Le montant et l’exigibilité
L’article 14-1 précise que « les copropriétaires versent au syndicat des provisions égales au quart du budget voté. Toutefois, l’assemblée générale peut fixer des modalités différentes ». Une souplesse mise en œuvre pour le cas des immeubles regroupant des résidents aux revenus modestes ou des petites copropriétés à faibles charges. La loi de 1965 indique aussi que « la provision est exigible le premier jour de chaque trimestre ou le premier jour de la période fixée par l’assemblée générale ». Avant cette date, le syndic adresse à chaque copropriétaire, par lettre simple, un avis indiquant le montant de la provision exigible. Seul le syndic régulièrement élu et en exercice peut réclamer le paiement des provisions. L’article 19-2 de la loi précitée affirme qu’en cas de non-paiement de l’une des provisions, les suivantes, bien que non encore échues, « deviennent immédiatement exigibles », par lettre recommandée avec demande d’avis de réception. La « déchéance du terme » affectant les provisions ultérieures est encourue faute de paiement dans les trente jours du lendemain de la première présentation de la lettre au domicile du copropriétaire débiteur. Celui-ci est donc dans l’obligation de payer en avance ce qu’il n’aurait dû avoir à payer qu’ultérieurement. Le président du tribunal de grande instance pourra condamner le débiteur défaillant en constatant simplement le vote du budget et la déchéance du terme. Le copropriétaire débiteur pourra invoquer l’exception de compensation (si des sommes lui sont dues) ou contester la qualité du syndic pour agir au nom du syndicat. Dans ce dernier cas, il peut être établi que le budget voté inclut des sommes ne relevant pas des dépenses de maintenance, de fonctionnement ou d’administration et que le vote est donc irrégulier. Le syndicat peut se faire allouer une indemnité lorsqu’un copropriétaire refuse de payer les charges (si le préjudice subi est établi).

Les recours
Selon la jurisprudence (Cass. 3e civ., 24 mars 2009, n° 08-12.278), « l’annulation de la décision ayant approuvé les comptes empêche l’imputation à chaque copropriétaire de sa part définitive de charges et de dépenses communes, mais les copropriétaires restent tenus au paiement des provisions au titre du budget prévisionnel voté en assemblée ». De plus, le syndicat des copropriétaires peut être condamné, pour abus de procédure, à réparer le préjudice causé à un propriétaire, s’il lui a réclamé le paiement de charges sans être en mesure de justifier de la réalité de sa créance.



• La loi ALUR, qui a renforcé le rôle des syndicats de copropriétaires, précise que le syndic d’une copropriété de plus de quinze lots est dans l’obligation d’ouvrir un compte bancaire séparé à son nom (1965, art. 18).
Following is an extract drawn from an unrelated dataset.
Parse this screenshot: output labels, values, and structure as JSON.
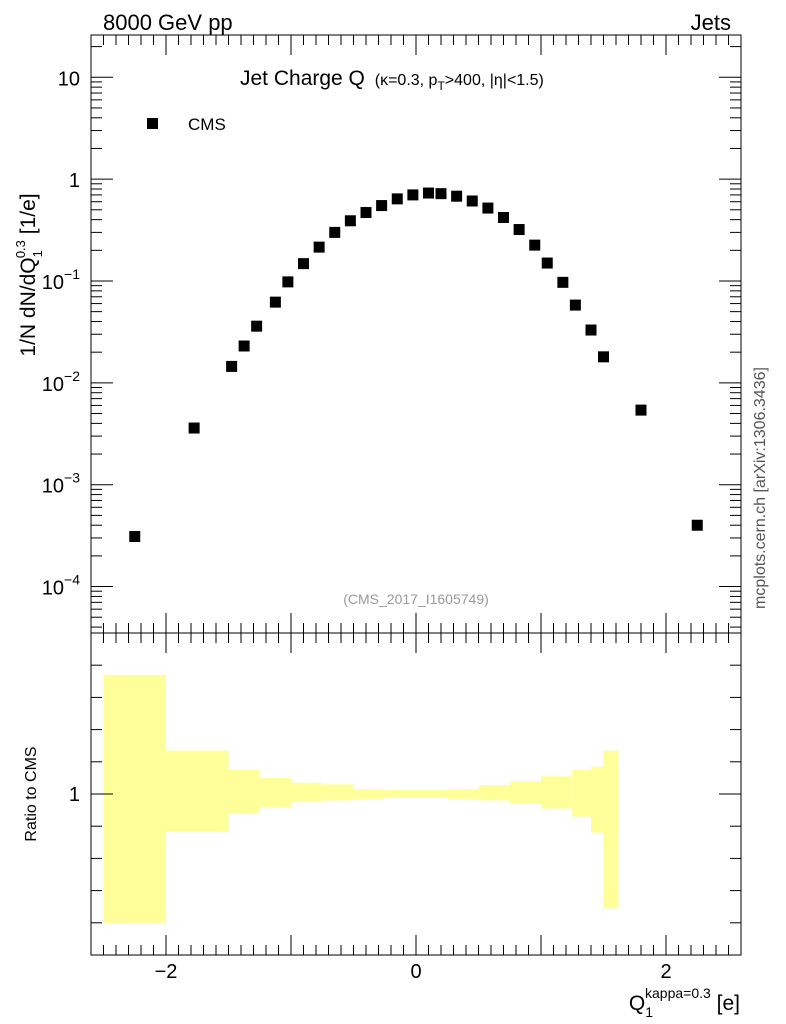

• La Loi ALUR prévoit la mise en place d’un fonds de travaux à partir du 1er janvier 2017 pour faire face à certaines dépenses, lequel sera constitué sur la base de cotisations annuelles des copropriétaires. Il sera néanmoins possible de reporter cette mesure « à l’issue d’une période de cinq ans suivant la date de la réception des travaux ». Les immeubles neufs en copropriété sont donc exclus de cette obligation pendant les cinq années qui suivront leur achèvement, ainsi que les copropriétés de moins de 10 lots ayant pris la décision de ne pas instituer de fonds de travaux – par un vote à l’unanimité – et celles dont le diagnostic global technique révèle l’absence de besoin de travaux au cours des dix prochaines années.